データガバナンスフレームワークは、組織が保存するデータをどのように管理および使用するかを決定します。データガバナンスを一元化し、信頼できる全社的なシステムを確立することで、保持、削除、監査、アクセス管理に関するデータポリシーを標準化できます。効果的なデータガバナンスは効果的なデータポータビリティにつながり、データを追跡可能、移動可能な状態にでき、コンプライアンスを維持できます。

データ品質管理を確保する

データ品質に関するあらゆる問題を調査して、その根本原因を突き止めます。データの検証または変換プロセスにはエラーがある可能性があり、それが原因でデータ管理システムで大きな問題が発生することがあります。これらのデータ品質管理の問題を解決することで、データの整合性を維持し、データシステム全体を問題なく移動可能な状態に保つことができます。

AWS はデータポータビリティの要件をどのようにサポートしていますか?

お客様に選択肢と自由を提供することは、AWS 全体の中核的な原則です。お客様は、自身のデータの保存場所、保存方法、アクセスできるユーザーなど、常にデータの所有権と管理権を保持しています。AWS は、さまざまな種類のデータベースを提供しており、それぞれ異なるタイプのデータに適しています。お客様が単一タイプのデータベースを使い続けるという契約上の義務はありません。次のことが可能です。
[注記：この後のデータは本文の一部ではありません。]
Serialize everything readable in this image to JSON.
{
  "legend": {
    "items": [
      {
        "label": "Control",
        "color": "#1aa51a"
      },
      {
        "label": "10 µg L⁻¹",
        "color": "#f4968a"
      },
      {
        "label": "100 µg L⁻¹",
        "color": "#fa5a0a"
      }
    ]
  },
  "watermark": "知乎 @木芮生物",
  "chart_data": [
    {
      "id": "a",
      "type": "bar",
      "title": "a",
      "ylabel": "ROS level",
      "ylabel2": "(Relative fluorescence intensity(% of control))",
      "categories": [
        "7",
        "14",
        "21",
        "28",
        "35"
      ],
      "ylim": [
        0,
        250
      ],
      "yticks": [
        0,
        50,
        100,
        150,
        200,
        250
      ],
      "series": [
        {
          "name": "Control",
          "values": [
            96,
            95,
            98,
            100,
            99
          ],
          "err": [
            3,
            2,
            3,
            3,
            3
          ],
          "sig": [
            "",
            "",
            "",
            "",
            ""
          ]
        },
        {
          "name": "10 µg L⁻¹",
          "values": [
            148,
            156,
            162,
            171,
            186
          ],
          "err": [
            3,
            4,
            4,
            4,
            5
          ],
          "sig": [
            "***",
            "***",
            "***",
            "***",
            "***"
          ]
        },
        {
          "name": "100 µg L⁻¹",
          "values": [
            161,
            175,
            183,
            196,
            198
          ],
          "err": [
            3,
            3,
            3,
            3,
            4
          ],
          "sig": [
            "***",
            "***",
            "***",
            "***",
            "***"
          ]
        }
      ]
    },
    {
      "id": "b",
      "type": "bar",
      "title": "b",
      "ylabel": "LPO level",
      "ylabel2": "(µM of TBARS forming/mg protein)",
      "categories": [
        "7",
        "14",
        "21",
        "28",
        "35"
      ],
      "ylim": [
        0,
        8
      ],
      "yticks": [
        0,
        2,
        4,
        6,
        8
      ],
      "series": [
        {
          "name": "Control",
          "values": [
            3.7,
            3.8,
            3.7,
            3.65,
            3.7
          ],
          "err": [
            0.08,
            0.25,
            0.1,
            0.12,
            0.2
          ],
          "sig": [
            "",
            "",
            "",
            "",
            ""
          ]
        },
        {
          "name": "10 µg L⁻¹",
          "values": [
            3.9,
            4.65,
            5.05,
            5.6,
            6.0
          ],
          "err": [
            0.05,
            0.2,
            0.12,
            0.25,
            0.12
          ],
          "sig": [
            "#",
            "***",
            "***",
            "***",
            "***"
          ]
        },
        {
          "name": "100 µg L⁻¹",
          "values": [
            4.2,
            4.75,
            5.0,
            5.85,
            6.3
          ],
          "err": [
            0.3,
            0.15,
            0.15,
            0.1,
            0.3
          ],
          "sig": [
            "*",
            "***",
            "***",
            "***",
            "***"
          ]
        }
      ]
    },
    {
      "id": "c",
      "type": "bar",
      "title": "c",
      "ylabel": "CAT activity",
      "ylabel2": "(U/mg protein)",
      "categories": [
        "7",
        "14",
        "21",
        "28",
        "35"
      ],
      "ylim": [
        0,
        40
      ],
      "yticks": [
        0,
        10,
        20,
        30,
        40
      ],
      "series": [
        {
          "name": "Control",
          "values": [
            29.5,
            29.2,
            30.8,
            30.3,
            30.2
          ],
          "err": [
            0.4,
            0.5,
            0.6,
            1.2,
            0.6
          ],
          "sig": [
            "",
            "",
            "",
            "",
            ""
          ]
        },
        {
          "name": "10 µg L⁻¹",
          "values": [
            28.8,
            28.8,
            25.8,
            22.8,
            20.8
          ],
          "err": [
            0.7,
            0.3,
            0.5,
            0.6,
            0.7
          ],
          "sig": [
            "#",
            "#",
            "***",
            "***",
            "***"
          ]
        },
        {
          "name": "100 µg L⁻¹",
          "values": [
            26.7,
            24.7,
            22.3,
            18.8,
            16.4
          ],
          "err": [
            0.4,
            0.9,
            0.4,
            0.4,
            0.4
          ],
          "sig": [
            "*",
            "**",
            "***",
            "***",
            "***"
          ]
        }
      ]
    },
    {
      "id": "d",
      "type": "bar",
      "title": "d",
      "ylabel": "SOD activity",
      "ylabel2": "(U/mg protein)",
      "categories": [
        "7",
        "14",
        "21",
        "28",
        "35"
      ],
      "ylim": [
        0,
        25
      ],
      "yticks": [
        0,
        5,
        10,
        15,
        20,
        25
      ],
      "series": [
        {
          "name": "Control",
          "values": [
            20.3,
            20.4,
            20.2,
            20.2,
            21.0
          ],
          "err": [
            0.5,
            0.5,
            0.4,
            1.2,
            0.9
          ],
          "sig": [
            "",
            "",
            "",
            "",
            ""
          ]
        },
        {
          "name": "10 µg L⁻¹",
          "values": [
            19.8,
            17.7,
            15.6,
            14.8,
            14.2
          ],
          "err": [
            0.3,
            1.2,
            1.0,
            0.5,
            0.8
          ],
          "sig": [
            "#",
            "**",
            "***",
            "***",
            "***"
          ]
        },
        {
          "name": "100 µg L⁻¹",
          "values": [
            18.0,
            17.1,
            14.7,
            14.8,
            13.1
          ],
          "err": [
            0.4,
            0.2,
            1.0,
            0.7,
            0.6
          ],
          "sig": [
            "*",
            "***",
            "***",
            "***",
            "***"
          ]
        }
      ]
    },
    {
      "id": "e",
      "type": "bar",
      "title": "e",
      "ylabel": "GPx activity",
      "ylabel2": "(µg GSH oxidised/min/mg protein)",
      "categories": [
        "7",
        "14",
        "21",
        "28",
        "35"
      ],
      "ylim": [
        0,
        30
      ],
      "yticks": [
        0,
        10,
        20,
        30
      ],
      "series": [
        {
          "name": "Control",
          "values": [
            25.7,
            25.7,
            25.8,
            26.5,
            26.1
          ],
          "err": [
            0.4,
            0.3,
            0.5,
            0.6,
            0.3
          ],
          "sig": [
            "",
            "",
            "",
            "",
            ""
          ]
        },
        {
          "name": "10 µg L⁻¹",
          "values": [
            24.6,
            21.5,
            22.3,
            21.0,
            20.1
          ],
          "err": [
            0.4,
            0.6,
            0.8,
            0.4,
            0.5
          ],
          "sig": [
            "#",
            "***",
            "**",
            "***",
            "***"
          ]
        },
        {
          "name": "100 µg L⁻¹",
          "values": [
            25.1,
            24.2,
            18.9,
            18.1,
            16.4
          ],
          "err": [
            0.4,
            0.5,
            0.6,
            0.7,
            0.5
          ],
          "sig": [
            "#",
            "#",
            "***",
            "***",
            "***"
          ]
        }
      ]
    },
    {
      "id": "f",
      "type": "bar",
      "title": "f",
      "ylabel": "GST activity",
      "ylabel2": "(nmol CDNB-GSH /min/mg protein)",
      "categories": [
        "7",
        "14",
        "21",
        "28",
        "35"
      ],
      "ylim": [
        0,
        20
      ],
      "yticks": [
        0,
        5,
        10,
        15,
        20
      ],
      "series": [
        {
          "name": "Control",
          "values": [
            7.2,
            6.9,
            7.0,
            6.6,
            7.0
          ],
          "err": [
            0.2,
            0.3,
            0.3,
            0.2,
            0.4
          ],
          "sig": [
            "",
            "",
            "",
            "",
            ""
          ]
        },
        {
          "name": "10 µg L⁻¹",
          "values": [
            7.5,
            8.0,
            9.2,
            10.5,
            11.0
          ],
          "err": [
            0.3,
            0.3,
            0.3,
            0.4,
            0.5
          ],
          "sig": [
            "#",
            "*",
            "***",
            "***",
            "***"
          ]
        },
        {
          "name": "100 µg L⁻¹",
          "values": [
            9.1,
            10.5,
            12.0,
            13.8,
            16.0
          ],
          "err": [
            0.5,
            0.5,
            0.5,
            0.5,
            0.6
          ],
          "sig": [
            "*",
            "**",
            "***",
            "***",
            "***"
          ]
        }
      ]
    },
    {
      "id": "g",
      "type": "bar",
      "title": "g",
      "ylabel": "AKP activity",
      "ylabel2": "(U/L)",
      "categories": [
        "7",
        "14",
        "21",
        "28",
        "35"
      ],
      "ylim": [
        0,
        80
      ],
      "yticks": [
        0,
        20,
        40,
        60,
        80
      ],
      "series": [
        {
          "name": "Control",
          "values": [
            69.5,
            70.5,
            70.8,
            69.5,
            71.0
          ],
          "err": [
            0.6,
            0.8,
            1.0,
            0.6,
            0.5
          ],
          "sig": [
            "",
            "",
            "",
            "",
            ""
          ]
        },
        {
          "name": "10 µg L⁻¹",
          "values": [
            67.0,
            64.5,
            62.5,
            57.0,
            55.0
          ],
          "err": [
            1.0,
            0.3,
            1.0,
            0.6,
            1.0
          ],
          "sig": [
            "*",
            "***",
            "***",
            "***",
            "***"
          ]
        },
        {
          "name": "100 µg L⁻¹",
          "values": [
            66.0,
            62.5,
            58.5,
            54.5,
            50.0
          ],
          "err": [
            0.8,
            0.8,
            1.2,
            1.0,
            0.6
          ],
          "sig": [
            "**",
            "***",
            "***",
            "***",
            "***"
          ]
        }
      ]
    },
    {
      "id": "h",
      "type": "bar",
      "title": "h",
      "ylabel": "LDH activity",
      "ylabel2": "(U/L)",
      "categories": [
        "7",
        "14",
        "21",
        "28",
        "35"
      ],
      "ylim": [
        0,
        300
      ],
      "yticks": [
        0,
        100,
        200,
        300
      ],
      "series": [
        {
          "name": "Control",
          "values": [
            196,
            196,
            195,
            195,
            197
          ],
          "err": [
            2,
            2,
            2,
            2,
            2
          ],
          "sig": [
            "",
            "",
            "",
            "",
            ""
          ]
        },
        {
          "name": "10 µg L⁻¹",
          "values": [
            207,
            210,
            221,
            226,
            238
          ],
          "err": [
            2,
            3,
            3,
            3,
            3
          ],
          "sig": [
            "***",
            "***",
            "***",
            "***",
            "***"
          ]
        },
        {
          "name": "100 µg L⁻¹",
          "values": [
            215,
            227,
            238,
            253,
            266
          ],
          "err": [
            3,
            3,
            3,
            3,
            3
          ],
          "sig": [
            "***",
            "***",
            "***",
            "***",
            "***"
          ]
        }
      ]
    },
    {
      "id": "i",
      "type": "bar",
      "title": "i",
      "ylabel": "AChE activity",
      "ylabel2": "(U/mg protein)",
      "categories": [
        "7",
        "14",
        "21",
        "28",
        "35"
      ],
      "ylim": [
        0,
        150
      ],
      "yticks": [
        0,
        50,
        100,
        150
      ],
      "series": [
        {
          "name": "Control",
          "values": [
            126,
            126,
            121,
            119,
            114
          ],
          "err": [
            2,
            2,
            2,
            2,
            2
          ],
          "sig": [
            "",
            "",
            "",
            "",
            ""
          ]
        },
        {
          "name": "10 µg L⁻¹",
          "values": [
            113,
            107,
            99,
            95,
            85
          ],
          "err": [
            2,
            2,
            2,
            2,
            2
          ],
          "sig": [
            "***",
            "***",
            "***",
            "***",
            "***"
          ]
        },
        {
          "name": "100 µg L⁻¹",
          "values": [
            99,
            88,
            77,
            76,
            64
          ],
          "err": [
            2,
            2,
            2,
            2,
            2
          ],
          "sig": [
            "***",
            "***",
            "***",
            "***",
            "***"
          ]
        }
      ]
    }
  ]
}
  • AWS で他のベンダーのデータベースを実行する
  • データベースを実行するインスタンスのタイプをいつでも変更する
  • AWS からデータをエクスポートする

AWS が行うすべてにより、お客様は利用できる最適なクラウドサービスと機能を自由に選択できます。

AWS は、AWS へのデータ移行とAWS からのデータ移行の両方をサポートする多くのツールと文書化された手法を提供しています。AWS のサービスは、SQL、Linux、Xen などの多数のオープンスタンダードに基づいて構築されています。例えば、次のことができます。
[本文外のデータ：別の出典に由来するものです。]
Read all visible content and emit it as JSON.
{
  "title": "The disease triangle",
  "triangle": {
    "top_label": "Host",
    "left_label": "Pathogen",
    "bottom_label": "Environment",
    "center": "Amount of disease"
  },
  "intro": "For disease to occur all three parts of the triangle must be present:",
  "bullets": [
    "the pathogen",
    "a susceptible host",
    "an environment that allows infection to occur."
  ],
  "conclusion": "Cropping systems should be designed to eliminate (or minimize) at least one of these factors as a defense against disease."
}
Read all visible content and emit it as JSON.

  • AWS Direct Connect を使用して、ネットワークリンクでデータセンターを AWS リージョン内の仮想プライベートクラウド (VPC) に直接プライベート接続する
  • AWS DataSync を使用して、ファイルシステムデータを Amazon S3 または Amazon EFS にコピーまたは複製する
  • AWS Storage Gateway – ファイルゲートウェイを使用して、既存のオンプレミスアプリケーションを、Amazon S3 にオブジェクトとして保存されるファイル用のクラウドストレージに接続する
  • AWS Storage Gateway – テープゲートウェイを使用して、既存のオンプレミスアプリケーションをテープバックアップ用のクラウドストレージに接続する
  • AWS Storage Gateway – ボリュームゲートウェイを使用して、既存のオンプレミスアプリケーションをブロックボリューム用のクラウドストレージに接続する
  • AWS Database Migration Service を使用して、データベースを最小限のダウンタイムで迅速かつ安全に AWS に移行する
  • Amazon S3 Transfer Acceleration を使用して、地理的に離れた場所からでも Amazon S3 へのデータの読み書きを行う
  • Amazon Data Firehose を使用して、複数のストリーミングデータソースを収集して取り込む。

Amazon Data Portability API を使用すると、ユーザーは Amazon サービスから自分の個人データにアクセスし、機械で読み取り可能な形式でエクスポートできます。これにより、開発者はユーザーデータの安全な取得と転送を支援するツールを作成でき、透明性、ユーザー管理、データプライバシー規制への準拠をサポートできます。